NDArray Strides

Strides

I’m making a list here of all the ways Numpy uses strides to perform optimization tricks. If there are no compelling examples in this list, I’m going to take strides off the canonical PNDArray PType and just stick to column major. I was discussing with Tim whether maintaining strides is more trouble than it’s worth, as I don’t want to have to maintain strides on TNDArray.

  • Windows into matrices.
    • Imagine you have a row matrix and ask for only the first c columns. If you change the shape, but not the strides, this will work naturally without copying, as the strides still know the distance between two rows in the original matrix
    • Seems like people use it to implement sliding windows on an array as well, where they want to look at a series of small sections without ever copying
  • Transposition
    • A transposition can be performed in constant time by flipping the elements of the stride tuple.
  • Broadcasting
    • If you do something like add an ndarray to a constant in numpy, the constant will get expanded to a vector by wrapping the constant in a ndarray of the same shape as the original ndarray, but with all the strides zeroed out. See:
    x = np.arange(10)
    X, Y = np.broadcast_arrays(x, 3) # Read as "broadcast the second thing to match the shape of the first"
    print(X.strides)
    (8,)
    print(Y.strides)
    (0,)
    

So Y looks like this:

ndarray(data=[3], shape=(8,), strides=(0,)

It only stores one single element in the data array, but the 0 strides specifies that the way to get from one element to the next element is to step forward 0 bytes, meaning you’d stay in one spot the whole time.

Going point by point for Hail implementations:

  1. Windows into matrices: I think this is least relevant to us, since we are going to end up copying data around, not going to return a window in a matrix to a user. And if we are going to filter out entries internally, we are not going to want to copy around filtered out data. We also aren’t going to want to write out data to disk that has data filtered out of it.

  2. Transposition: We do currently benefit from the fast transpose trick if it’s the top level operation in an IR. If it’s an IR node in the middle of a deforested computation, we won’t ever manifest the transposed thing, which I think makes sense. Worth noting that BLAS doesn’t have a transpose operation.

  3. The NDArrayEmitter handles all striding issues right now. The current NDArrayEmitter is a thing that knows how to produce an entry at a particular coordinate. If you have an NDArrayEmitter that represents the addition of a matrix and a vector, what will happen is that the both the row and column coordinate will be used to look up an entry in the matrix, but we will throw out the column coordinate when looking up an entry in the vector, which has the effect of broadcasting. However, if we don’t keep track of strides, a user will not be able to pass us a broadcasted numpy literal unless we first “densify” it by manifesting the entire data array in python.

I suspect we are going to be relying on BLAS more and more for performance reasons, perhaps even for simple things like adding two matrices elementwise or scaling a matrix by a constant (both handled by DAXPY BLAS instruction). Some of these instructions support stride arguments, so it’s possible if we moved more into this realm there’d be benefits to using the stride arguments, but I don’t currently see those benefits.
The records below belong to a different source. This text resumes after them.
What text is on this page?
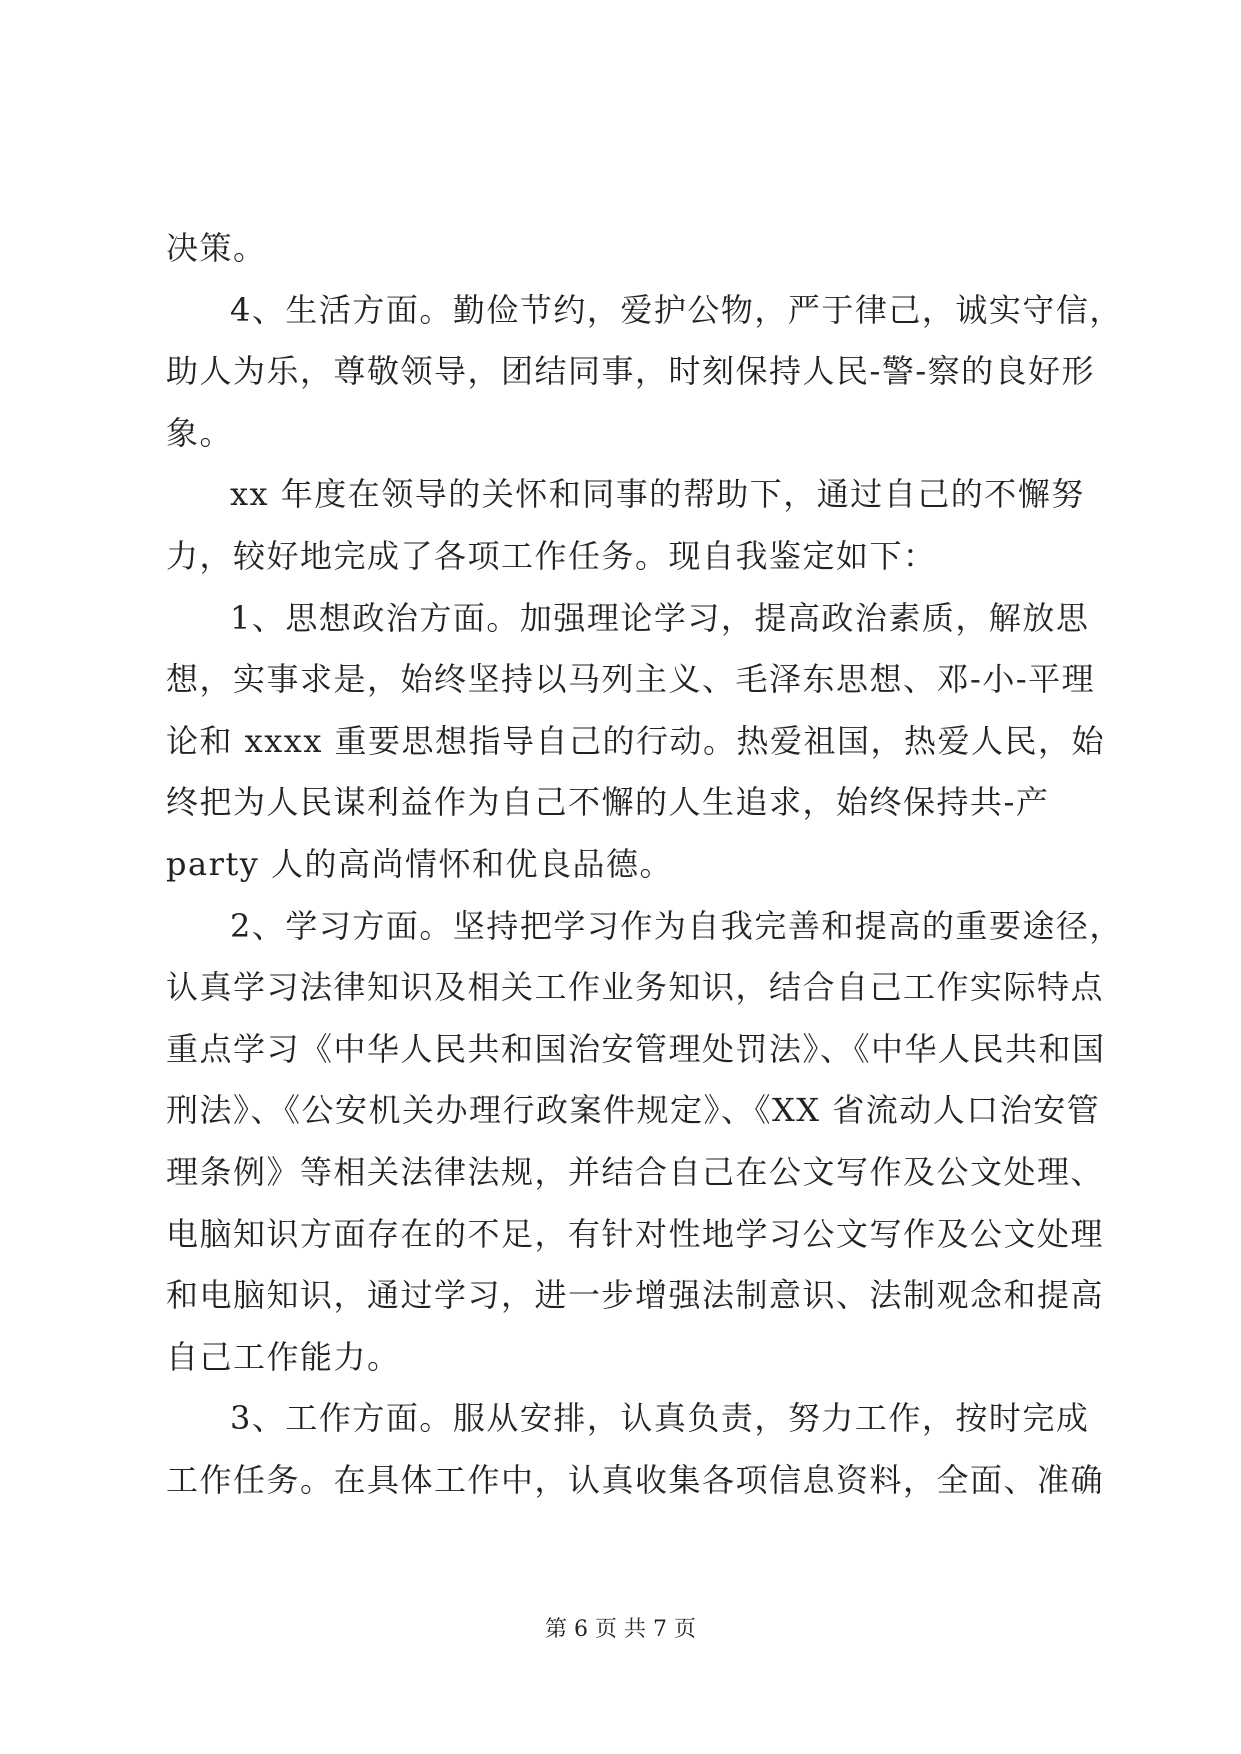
决策。
4、生活方面。勤俭节约，爱护公物，严于律己，诚实守信，
助人为乐，尊敬领导，团结同事，时刻保持人民-警-察的良好形
象。
xx 年度在领导的关怀和同事的帮助下，通过自己的不懈努
力，较好地完成了各项工作任务。现自我鉴定如下：
1、思想政治方面。加强理论学习，提高政治素质，解放思
想，实事求是，始终坚持以马列主义、毛泽东思想、邓-小-平理
论和 xxxx 重要思想指导自己的行动。热爱祖国，热爱人民，始
终把为人民谋利益作为自己不懈的人生追求，始终保持共-产
party 人的高尚情怀和优良品德。
2、学习方面。坚持把学习作为自我完善和提高的重要途径，
认真学习法律知识及相关工作业务知识，结合自己工作实际特点
重点学习《中华人民共和国治安管理处罚法》、《中华人民共和国
刑法》、《公安机关办理行政案件规定》、《XX 省流动人口治安管
理条例》等相关法律法规，并结合自己在公文写作及公文处理、
电脑知识方面存在的不足，有针对性地学习公文写作及公文处理
和电脑知识，通过学习，进一步增强法制意识、法制观念和提高
自己工作能力。
3、工作方面。服从安排，认真负责，努力工作，按时完成
工作任务。在具体工作中，认真收集各项信息资料，全面、准确
第 6 页 共 7 页
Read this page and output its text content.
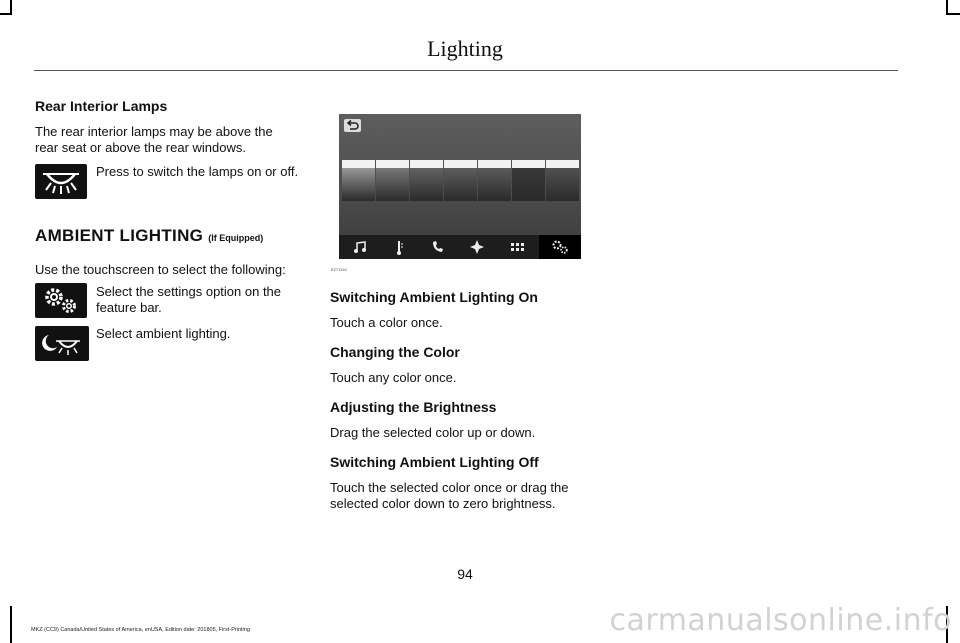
Lighting
Rear Interior Lamps
The rear interior lamps may be above the rear seat or above the rear windows.
Press to switch the lamps on or off.
AMBIENT LIGHTING (If Equipped)
Use the touchscreen to select the following:
Select the settings option on the feature bar.
Select ambient lighting.
E271192
Switching Ambient Lighting On
Touch a color once.
Changing the Color
Touch any color once.
Adjusting the Brightness
Drag the selected color up or down.
Switching Ambient Lighting Off
Touch the selected color once or drag the selected color down to zero brightness.
94
MKZ (CC9) Canada/United States of America, enUSA, Edition date: 201805, First-Printing	carmanualsonline.info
The only other benefit I thought of is representing ndarrays of constants by using an array of one element with all strides as 0. Like:

ndarray(data=[1], shape=(50, 40), strides=(0, 0))

would make an ndarray with 50 rows and 40 columns of all 1s. The zero strides specifies that moving along a row or column of the matrix does not result in any movement in the data array (i.e. the strides specify that we should keep looking at the single element of the data array over and over). But I suspect this would actually be harmful for things like vectorized instructions, since there won’t be an actual array of the constants manifested. This also seems like something that could just be handled with some sort of PConstantNDArray PType in the future.

I’m curious if anyone else has thoughts.